1. Differenzierung nach Grund
In den oft formelhaft wiedergegebenen Prinzipien der Rechtsprechung zum Unterhalt bei lebensprägenden Ehen fehlt fast immer das begrenzende Element. Der Anspruch auf Aufrechterhaltung der ehelichen Lebenshaltung ist in aller Regel zeitlich limitiert. Eine kurze, wegen der Kinderbetreuung jedoch lebensprägende Ehe junger Ehegatten begründet selbstredend keinen Anspruch auf Unterhaltsbeiträge bis zur Pensionierung.
Untere Instanzen führen jedoch oft ihre eigenen rigiden Begrenzungen ein, indem sie die Unterhaltsbeiträge an die Mutter dann enden lassen, wenn das jüngste Kind das 16. Altersjahr zurückgelegt hat.6 Dies ist klar falsch, denn diese Alterslimite führt nur zur Erhöhung der Eigenversorgungskapazität, nicht jedoch per se zur Beendigung der Unterhaltspflicht. Stets ist daran zu denken, dass der während der Ehe gelebte Lebensstandard unter Umständen nur mit einem Aufstockungsunterhalt gehalten werden kann. Es bleibt somit unabhängig von der Eigenversorgungskapazität die Frage, ob und wann der Anspruch auf Erhaltung des ehelichen Lebensstandards durch Unterhaltsbeiträge endet.

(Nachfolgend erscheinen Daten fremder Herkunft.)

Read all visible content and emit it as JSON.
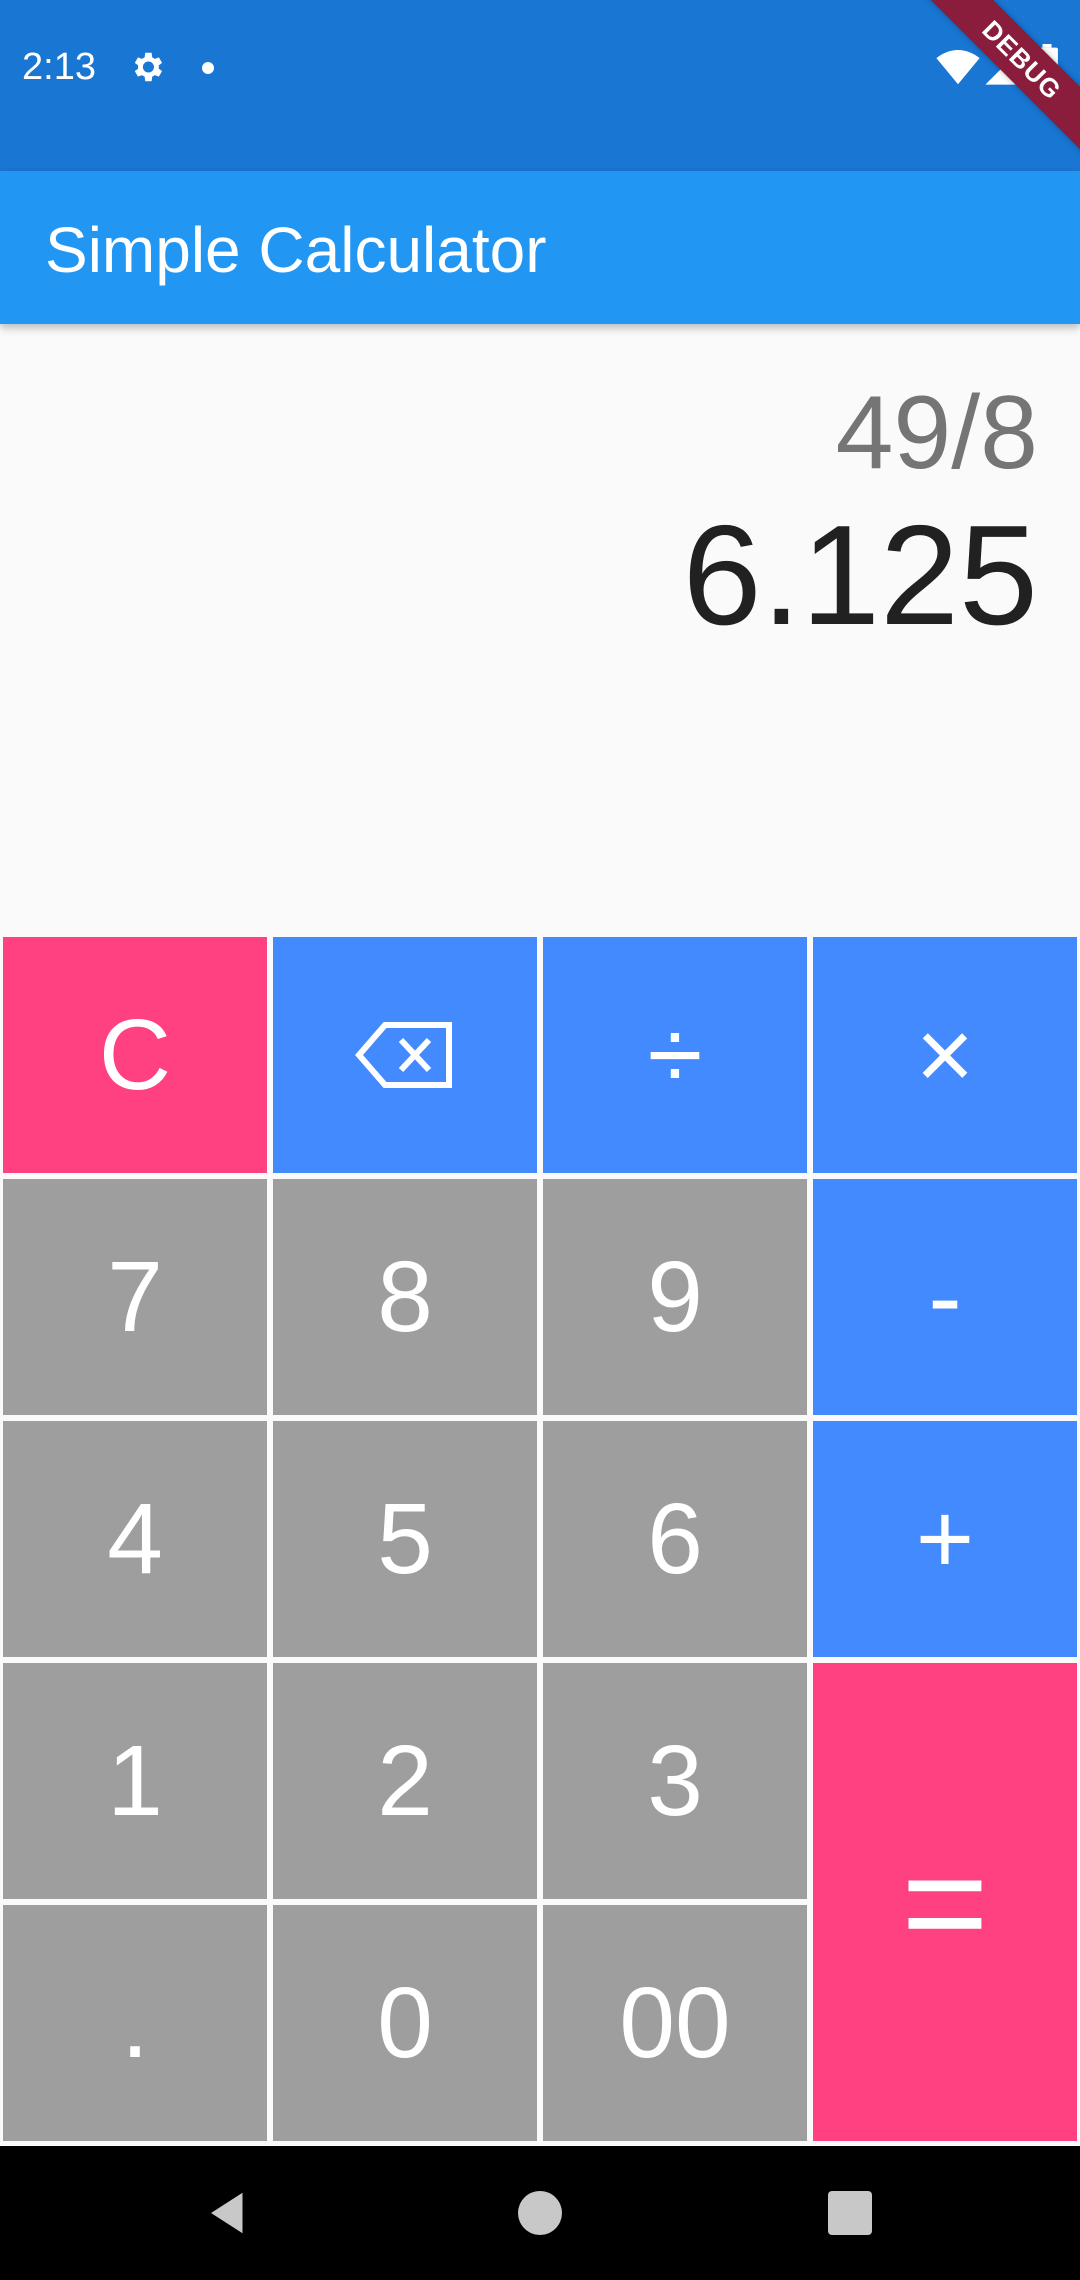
{
  "status_bar": {
    "time": "2:13",
    "debug_label": "DEBUG",
    "icons": [
      "gear-icon",
      "notification-dot-icon",
      "wifi-icon",
      "signal-icon",
      "battery-icon"
    ]
  },
  "app_bar": {
    "title": "Simple Calculator"
  },
  "display": {
    "expression": "49/8",
    "result": "6.125"
  },
  "keypad": {
    "clear": "C",
    "backspace_icon": "backspace-icon",
    "divide": "÷",
    "multiply": "×",
    "seven": "7",
    "eight": "8",
    "nine": "9",
    "minus": "-",
    "four": "4",
    "five": "5",
    "six": "6",
    "plus": "+",
    "one": "1",
    "two": "2",
    "three": "3",
    "equals": "=",
    "dot": ".",
    "zero": "0",
    "double_zero": "00"
  },
  "colors": {
    "status_bar": "#1976d2",
    "app_bar": "#2196f3",
    "number_key": "#9e9e9e",
    "operator_key": "#448aff",
    "accent_key": "#ff4081"
  },
  "nav_bar": {
    "icons": [
      "back-icon",
      "home-icon",
      "recents-icon"
    ]
  }
}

Das Gesetz bringt die Begrenzung der Unterhaltspflicht mit dem Begriff des angemessenen Beitrags in Art. 125 Abs. 1 ZGB zum Ausdruck. Entscheidendes Kriterium für den Aufstockungsunterhalt, aber auch für andere Unterhaltsarten, muss die Dauer der Ehe sein (Art. 125 Abs. 2 Ziff. 2 ZGB). Alle andern Kriterien von Art. 125 Abs. 2 ZGB sind ausschlaggebend für die Beantwortung der Frage, ob überhaupt ein Anspruch auf Unterhaltsbeiträge besteht. Sie haben alle mit der Eigenversorgungskapazität oder der Bestimmung des gebührenden Unterhalts zu tun und sind nicht hilfreich, um zu bestimmen, wie lange Unterhaltszahlungen geleistet werden müssen und ob Anspruch auf Beibehaltung der ehelichen Lebenshaltung besteht.

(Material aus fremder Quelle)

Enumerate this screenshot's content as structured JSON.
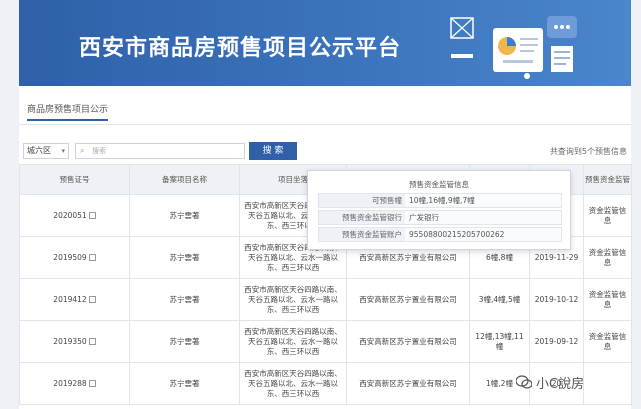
{
  "header": {
    "title": "西安市商品房预售项目公示平台"
  },
  "tabs": [
    {
      "label": "商品房预售项目公示"
    }
  ],
  "filter": {
    "district_value": "城六区",
    "search_placeholder": "搜索",
    "search_button": "搜 索",
    "total_text": "共查询到5个预售信息"
  },
  "table": {
    "columns": [
      "预售证号",
      "备案项目名称",
      "项目坐落",
      "开发企业",
      "预售楼栋",
      "发证日期",
      "预售资金监管"
    ],
    "rows": [
      {
        "cert": "2020051",
        "project": "苏宁雲著",
        "address": "西安市高新区天谷四路以南、天谷五路以北、云水一路以东、西三环以西",
        "company": "",
        "buildings": "",
        "date": "",
        "action": "资金监管信息",
        "action_highlight": true
      },
      {
        "cert": "2019509",
        "project": "苏宁雲著",
        "address": "西安市高新区天谷四路以南、天谷五路以北、云水一路以东、西三环以西",
        "company": "西安高新区苏宁置业有限公司",
        "buildings": "6幢,8幢",
        "date": "2019-11-29",
        "action": "资金监管信息",
        "action_highlight": false
      },
      {
        "cert": "2019412",
        "project": "苏宁雲著",
        "address": "西安市高新区天谷四路以南、天谷五路以北、云水一路以东、西三环以西",
        "company": "西安高新区苏宁置业有限公司",
        "buildings": "3幢,4幢,5幢",
        "date": "2019-10-12",
        "action": "资金监管信息",
        "action_highlight": false
      },
      {
        "cert": "2019350",
        "project": "苏宁雲著",
        "address": "西安市高新区天谷四路以南、天谷五路以北、云水一路以东、西三环以西",
        "company": "西安高新区苏宁置业有限公司",
        "buildings": "12幢,13幢,11幢",
        "date": "2019-09-12",
        "action": "资金监管信息",
        "action_highlight": false
      },
      {
        "cert": "2019288",
        "project": "苏宁雲著",
        "address": "西安市高新区天谷四路以南、天谷五路以北、云水一路以东、西三环以西",
        "company": "西安高新区苏宁置业有限公司",
        "buildings": "1幢,2幢",
        "date": "20",
        "action": "",
        "action_highlight": false
      }
    ]
  },
  "popup": {
    "title": "预售资金监管信息",
    "rows": [
      {
        "label": "可预售幢",
        "value": "10幢,16幢,9幢,7幢"
      },
      {
        "label": "预售资金监管银行",
        "value": "广发银行"
      },
      {
        "label": "预售资金监管账户",
        "value": "9550880021520570026​2"
      }
    ]
  },
  "watermark": {
    "text": "小C說房"
  },
  "colors": {
    "banner": "#2f60a8",
    "accent": "#2f60a8",
    "highlight": "#e8a14a"
  }
}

Höhe und Dauer der Unterhaltsbeiträge müssen in Abhängigkeit zum Grund, weshalb eine Unterhaltspflicht besteht, gesehen werden. Beim Betreuungsunterhalt ist klar, dass der Anspruch auf die während der Ehe zuletzt gelebte Lebenshaltung in der Regel so lange besteht, wie die Betreuungspflichten die Eigenversorgungskapazität herabsetzen. Ob ein Aufstockungsunterhalt nach dem Ende der Betreuungsphase zu leisten ist, hängt von der Ehedauer ab und ist jedenfalls nur zu bejahen, wenn diese die Zehnjahresgrenze zur langdauernden Ehe überschritten hat.

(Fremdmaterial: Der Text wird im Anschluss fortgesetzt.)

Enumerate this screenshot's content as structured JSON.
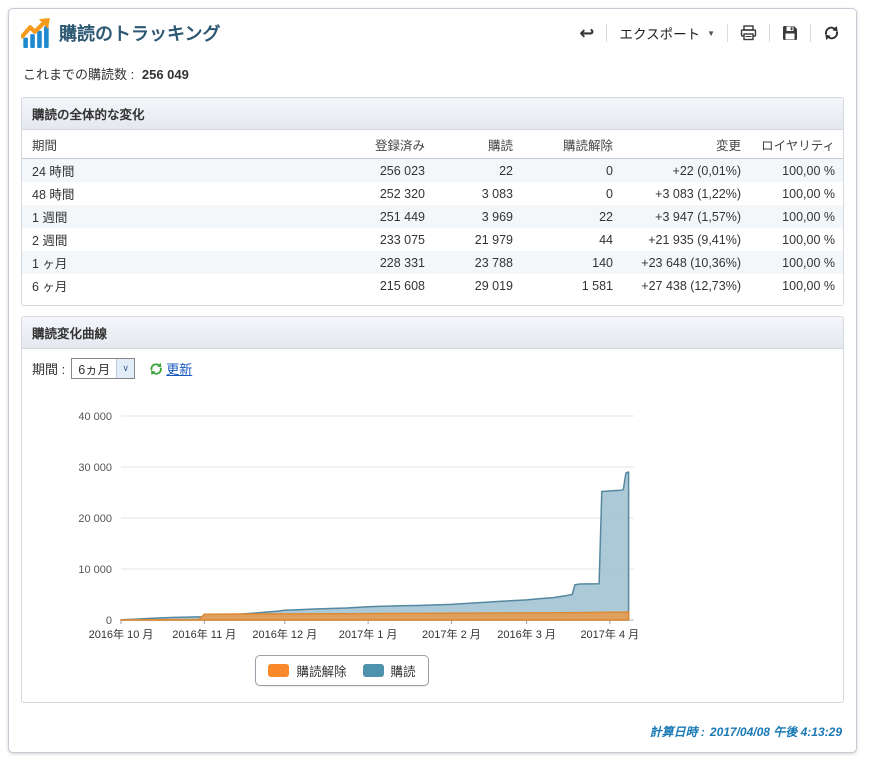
{
  "header": {
    "title": "購読のトラッキング",
    "toolbar": {
      "export_label": "エクスポート"
    }
  },
  "summary": {
    "label": "これまでの購読数 :",
    "value": "256 049"
  },
  "overview": {
    "section_title": "購読の全体的な変化",
    "columns": [
      "期間",
      "登録済み",
      "購読",
      "購読解除",
      "変更",
      "ロイヤリティ"
    ],
    "rows": [
      {
        "period": "24 時間",
        "registered": "256 023",
        "subscribed": "22",
        "unsubscribed": "0",
        "change": "+22 (0,01%)",
        "loyalty": "100,00 %"
      },
      {
        "period": "48 時間",
        "registered": "252 320",
        "subscribed": "3 083",
        "unsubscribed": "0",
        "change": "+3 083 (1,22%)",
        "loyalty": "100,00 %"
      },
      {
        "period": "1 週間",
        "registered": "251 449",
        "subscribed": "3 969",
        "unsubscribed": "22",
        "change": "+3 947 (1,57%)",
        "loyalty": "100,00 %"
      },
      {
        "period": "2 週間",
        "registered": "233 075",
        "subscribed": "21 979",
        "unsubscribed": "44",
        "change": "+21 935 (9,41%)",
        "loyalty": "100,00 %"
      },
      {
        "period": "1 ヶ月",
        "registered": "228 331",
        "subscribed": "23 788",
        "unsubscribed": "140",
        "change": "+23 648 (10,36%)",
        "loyalty": "100,00 %"
      },
      {
        "period": "6 ヶ月",
        "registered": "215 608",
        "subscribed": "29 019",
        "unsubscribed": "1 581",
        "change": "+27 438 (12,73%)",
        "loyalty": "100,00 %"
      }
    ]
  },
  "curve": {
    "section_title": "購読変化曲線",
    "period_label": "期間 :",
    "period_value": "6ヵ月",
    "refresh_label": "更新"
  },
  "chart_data": {
    "type": "area",
    "title": "",
    "ylim": [
      0,
      40000
    ],
    "x_domain_days": [
      0,
      191
    ],
    "grid": true,
    "y_ticks": [
      {
        "label": "0",
        "value": 0
      },
      {
        "label": "10 000",
        "value": 10000
      },
      {
        "label": "20 000",
        "value": 20000
      },
      {
        "label": "30 000",
        "value": 30000
      },
      {
        "label": "40 000",
        "value": 40000
      }
    ],
    "x_ticks": [
      {
        "label": "2016年 10 月",
        "day": 0
      },
      {
        "label": "2016年 11 月",
        "day": 31
      },
      {
        "label": "2016年 12 月",
        "day": 61
      },
      {
        "label": "2017年 1 月",
        "day": 92
      },
      {
        "label": "2017年 2 月",
        "day": 123
      },
      {
        "label": "2016年 3 月",
        "day": 151
      },
      {
        "label": "2017年 4 月",
        "day": 182
      }
    ],
    "legend": [
      {
        "label": "購読解除",
        "color": "#f8882a"
      },
      {
        "label": "購読",
        "color": "#4e92ad"
      }
    ],
    "series": [
      {
        "name": "購読",
        "fill": "#a8c6d5",
        "stroke": "#55889f",
        "opacity": 0.95,
        "points": [
          [
            0,
            30
          ],
          [
            5,
            150
          ],
          [
            10,
            300
          ],
          [
            15,
            420
          ],
          [
            20,
            500
          ],
          [
            25,
            560
          ],
          [
            30,
            640
          ],
          [
            31,
            700
          ],
          [
            36,
            850
          ],
          [
            42,
            1050
          ],
          [
            48,
            1300
          ],
          [
            54,
            1550
          ],
          [
            58,
            1700
          ],
          [
            61,
            1900
          ],
          [
            66,
            2000
          ],
          [
            72,
            2150
          ],
          [
            78,
            2250
          ],
          [
            84,
            2350
          ],
          [
            92,
            2600
          ],
          [
            98,
            2700
          ],
          [
            104,
            2780
          ],
          [
            110,
            2850
          ],
          [
            116,
            2950
          ],
          [
            123,
            3050
          ],
          [
            129,
            3250
          ],
          [
            135,
            3450
          ],
          [
            141,
            3650
          ],
          [
            146,
            3800
          ],
          [
            151,
            3950
          ],
          [
            156,
            4200
          ],
          [
            161,
            4400
          ],
          [
            166,
            4800
          ],
          [
            168,
            5000
          ],
          [
            169,
            6900
          ],
          [
            171,
            7050
          ],
          [
            178,
            7100
          ],
          [
            179,
            25200
          ],
          [
            183,
            25350
          ],
          [
            186,
            25450
          ],
          [
            187,
            25550
          ],
          [
            188,
            28800
          ],
          [
            189,
            29019
          ]
        ]
      },
      {
        "name": "購読解除",
        "fill": "#dfa05e",
        "stroke": "#df8a33",
        "opacity": 1,
        "points": [
          [
            0,
            20
          ],
          [
            10,
            45
          ],
          [
            20,
            70
          ],
          [
            29,
            90
          ],
          [
            31,
            1120
          ],
          [
            36,
            1150
          ],
          [
            45,
            1170
          ],
          [
            61,
            1200
          ],
          [
            80,
            1230
          ],
          [
            92,
            1260
          ],
          [
            110,
            1300
          ],
          [
            123,
            1330
          ],
          [
            140,
            1370
          ],
          [
            151,
            1400
          ],
          [
            165,
            1440
          ],
          [
            175,
            1470
          ],
          [
            183,
            1500
          ],
          [
            187,
            1530
          ],
          [
            189,
            1581
          ]
        ]
      }
    ]
  },
  "footer": {
    "label": "計算日時 :",
    "value": "2017/04/08 午後 4:13:29"
  }
}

Es ist mit Hausheer7 festzuhalten, dass mit der Unterscheidung zwischen lebensprägender und nicht lebensprägender Ehe noch nicht über die Unterhaltsdauer entschieden ist. Mit der Feststellung einer lebensprägenden Ehe ist nicht auch automatisch ein lebenslanger (oder bis zum AHV-Alter dauernder) nachehelicher Unterhalt im Umfang der in der Ehe zuletzt gelebten Lebenshaltung garantiert.8
Die gleichen Grundsätze sind auch auf den Aufgabenteilungsunterhalt anwendbar, der dann zum Zuge kommt, wenn die Aufgabenteilung in der Ehe irreversible Folgen zeitigt. Hausheer/Spycher ziehen die Grenze, ab der «der Vertrauensschutz ganz in den Vordergrund» rückt, bei zwanzig Ehejahren.9 Ab dann ist in der Regel von einem Anspruch auf dauerhafte Beibehaltung des ehelichen Lebensstandards auch nach der Scheidung auszugehen.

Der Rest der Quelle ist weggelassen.